Le déjeuner se ressent de la gaieté générale. Tout le monde est en proie à un appétit féroce: Blanquies vient d’apparaître au moment psychologique et se dispose à exercer sur la cuisine de l’hôtel la plus éclatante vengeance.

A mesure qu’il plonge dans l’abîme tous les mets qui lui sont présentés, on l’entend articuler entre deux bouchées: «Moi, prendre le train, jamais. Que dirait le Club de Montmartre? Suberbie, il me faudrait une machine.»

Suberbie accepte de donner une machine, mais il faudra aller la chercher à la gare. Le malheureux Blanquies partira encore après nous. Mais il s’en moque; avec un bon pneu, il nous rejoindra.
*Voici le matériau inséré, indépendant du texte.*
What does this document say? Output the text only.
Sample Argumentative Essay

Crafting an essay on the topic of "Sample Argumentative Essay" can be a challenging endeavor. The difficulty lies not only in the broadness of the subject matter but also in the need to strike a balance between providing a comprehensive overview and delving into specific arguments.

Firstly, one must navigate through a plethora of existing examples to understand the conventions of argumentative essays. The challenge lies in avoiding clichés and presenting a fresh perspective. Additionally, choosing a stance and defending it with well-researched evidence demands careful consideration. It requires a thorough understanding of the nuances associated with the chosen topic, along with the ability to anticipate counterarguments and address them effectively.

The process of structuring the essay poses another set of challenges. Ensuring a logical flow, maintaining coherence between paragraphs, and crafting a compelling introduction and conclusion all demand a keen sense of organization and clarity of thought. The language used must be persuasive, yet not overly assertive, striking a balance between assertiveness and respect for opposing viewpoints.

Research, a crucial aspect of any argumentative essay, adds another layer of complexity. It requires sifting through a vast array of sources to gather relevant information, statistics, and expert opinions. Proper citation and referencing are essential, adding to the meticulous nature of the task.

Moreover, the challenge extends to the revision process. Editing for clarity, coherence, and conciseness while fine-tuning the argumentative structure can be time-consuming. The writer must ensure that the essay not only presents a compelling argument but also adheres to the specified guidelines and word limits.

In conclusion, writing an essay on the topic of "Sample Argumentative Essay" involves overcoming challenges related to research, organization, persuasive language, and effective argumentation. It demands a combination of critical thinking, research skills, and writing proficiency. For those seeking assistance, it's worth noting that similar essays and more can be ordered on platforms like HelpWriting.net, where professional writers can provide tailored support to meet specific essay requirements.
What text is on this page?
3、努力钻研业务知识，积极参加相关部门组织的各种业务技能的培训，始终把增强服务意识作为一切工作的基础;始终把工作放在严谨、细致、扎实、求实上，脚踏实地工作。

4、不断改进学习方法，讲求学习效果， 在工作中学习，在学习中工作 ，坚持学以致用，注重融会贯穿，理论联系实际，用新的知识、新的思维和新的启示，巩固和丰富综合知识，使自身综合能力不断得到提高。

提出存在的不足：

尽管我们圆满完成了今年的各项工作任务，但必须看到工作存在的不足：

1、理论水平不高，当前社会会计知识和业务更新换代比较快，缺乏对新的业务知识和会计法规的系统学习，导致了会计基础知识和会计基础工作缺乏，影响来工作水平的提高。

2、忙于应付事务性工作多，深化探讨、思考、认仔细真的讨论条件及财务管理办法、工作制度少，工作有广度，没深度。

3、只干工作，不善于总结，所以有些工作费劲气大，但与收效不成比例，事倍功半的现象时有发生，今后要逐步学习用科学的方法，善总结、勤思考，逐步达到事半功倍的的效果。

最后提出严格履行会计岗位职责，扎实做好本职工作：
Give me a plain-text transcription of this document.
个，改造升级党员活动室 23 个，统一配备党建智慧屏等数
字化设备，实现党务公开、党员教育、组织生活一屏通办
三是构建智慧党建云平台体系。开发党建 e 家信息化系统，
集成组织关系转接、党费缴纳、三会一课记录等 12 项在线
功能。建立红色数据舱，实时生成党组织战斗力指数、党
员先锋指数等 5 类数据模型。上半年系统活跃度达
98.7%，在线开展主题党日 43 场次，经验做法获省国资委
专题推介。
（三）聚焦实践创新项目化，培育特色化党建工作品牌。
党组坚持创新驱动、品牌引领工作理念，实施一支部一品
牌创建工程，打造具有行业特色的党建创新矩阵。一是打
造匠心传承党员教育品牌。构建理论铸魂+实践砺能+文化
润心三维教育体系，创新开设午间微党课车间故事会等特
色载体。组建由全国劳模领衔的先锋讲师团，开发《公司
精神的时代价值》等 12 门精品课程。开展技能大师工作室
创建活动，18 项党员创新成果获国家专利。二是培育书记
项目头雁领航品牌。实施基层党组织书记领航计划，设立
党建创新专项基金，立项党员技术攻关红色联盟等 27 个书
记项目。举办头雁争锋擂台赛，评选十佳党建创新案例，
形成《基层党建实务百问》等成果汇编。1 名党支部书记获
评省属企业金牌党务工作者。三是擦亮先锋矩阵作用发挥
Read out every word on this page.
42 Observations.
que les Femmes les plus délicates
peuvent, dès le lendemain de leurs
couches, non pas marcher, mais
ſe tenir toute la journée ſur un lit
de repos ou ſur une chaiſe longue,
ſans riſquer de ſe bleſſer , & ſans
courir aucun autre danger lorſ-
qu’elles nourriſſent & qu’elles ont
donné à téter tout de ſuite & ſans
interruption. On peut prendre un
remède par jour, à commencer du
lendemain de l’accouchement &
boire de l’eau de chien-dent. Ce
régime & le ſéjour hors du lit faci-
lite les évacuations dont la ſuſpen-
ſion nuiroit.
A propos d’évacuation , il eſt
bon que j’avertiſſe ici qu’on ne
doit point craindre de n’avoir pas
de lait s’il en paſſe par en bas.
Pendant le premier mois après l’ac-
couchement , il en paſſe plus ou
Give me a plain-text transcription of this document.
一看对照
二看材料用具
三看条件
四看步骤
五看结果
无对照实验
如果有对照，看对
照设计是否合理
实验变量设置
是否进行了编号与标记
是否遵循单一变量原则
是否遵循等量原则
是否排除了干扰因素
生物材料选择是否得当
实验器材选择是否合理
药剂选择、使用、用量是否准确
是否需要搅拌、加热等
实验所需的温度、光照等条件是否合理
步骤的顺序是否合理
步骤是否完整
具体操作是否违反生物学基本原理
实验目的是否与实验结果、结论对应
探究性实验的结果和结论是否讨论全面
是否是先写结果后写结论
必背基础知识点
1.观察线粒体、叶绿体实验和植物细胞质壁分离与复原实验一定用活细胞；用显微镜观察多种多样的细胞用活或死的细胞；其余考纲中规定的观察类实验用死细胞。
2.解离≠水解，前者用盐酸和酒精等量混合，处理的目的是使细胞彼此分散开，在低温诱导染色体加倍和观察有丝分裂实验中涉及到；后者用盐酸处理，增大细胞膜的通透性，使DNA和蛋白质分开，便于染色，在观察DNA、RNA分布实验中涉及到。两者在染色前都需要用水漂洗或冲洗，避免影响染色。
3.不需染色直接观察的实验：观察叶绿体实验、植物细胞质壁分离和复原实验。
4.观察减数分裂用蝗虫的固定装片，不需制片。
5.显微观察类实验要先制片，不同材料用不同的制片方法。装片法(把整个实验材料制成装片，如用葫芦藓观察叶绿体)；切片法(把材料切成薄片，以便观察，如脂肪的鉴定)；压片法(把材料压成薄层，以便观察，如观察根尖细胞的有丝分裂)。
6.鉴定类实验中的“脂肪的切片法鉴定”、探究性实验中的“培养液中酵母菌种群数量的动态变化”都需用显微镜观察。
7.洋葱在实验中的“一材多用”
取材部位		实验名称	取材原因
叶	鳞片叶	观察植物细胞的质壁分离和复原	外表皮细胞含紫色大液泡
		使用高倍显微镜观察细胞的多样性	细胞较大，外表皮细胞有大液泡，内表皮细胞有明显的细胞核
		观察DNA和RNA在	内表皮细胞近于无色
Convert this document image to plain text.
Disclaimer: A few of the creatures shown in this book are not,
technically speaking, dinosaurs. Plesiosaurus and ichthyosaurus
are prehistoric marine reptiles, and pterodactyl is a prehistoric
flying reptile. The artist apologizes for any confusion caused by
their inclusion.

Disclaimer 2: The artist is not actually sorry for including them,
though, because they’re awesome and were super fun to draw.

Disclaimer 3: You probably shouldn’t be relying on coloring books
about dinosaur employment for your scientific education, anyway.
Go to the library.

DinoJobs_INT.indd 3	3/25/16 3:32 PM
Le déjeuner se termine dans la joie de la plus brillante journée. Là commençait, on peut le dire, cette marche superbe qui devait à la fin de cette seconde étape se terminer par le triomphe de Strasbourg, triomphe suivi, bientôt après, de tant de mésaventures inattendues.

V
UNE MARCHE TRIOMPHALE

J’ai dit plus haut que nous devions éprouver les inconvénients d’une trop forte avance sur notre tableau de marche, comme on l’a vu à Toul, où nous avions dû faire prévenir Marcellin, qui, nous attendant beaucoup plus tard, était resté naturellement à son quartier, tandis que nous arrivions, poussés par le vent arrière. Cette avance sur le temps prévu avait également été cause que nous étions entrés à Nancy, comme par surprise, je parle au point de vue de la population, généralement si friande des grandes épreuves vélocipédiques.

Nul curieux sur notre passage à notre entrée dans la ville. Personne ne nous attendait à une pareille heure. On nous en fit même des reproches, tant, en réalité, on se préoccupe peu du plus ou moins de vitesse d’un cycliste dans ce genre d’expédition. Ce qu’on veut voir c’est l’homme, dont on connaît le nom déjà, et qui, partant d’un point éloigné, arrive sur tel autre point à l’heure dite.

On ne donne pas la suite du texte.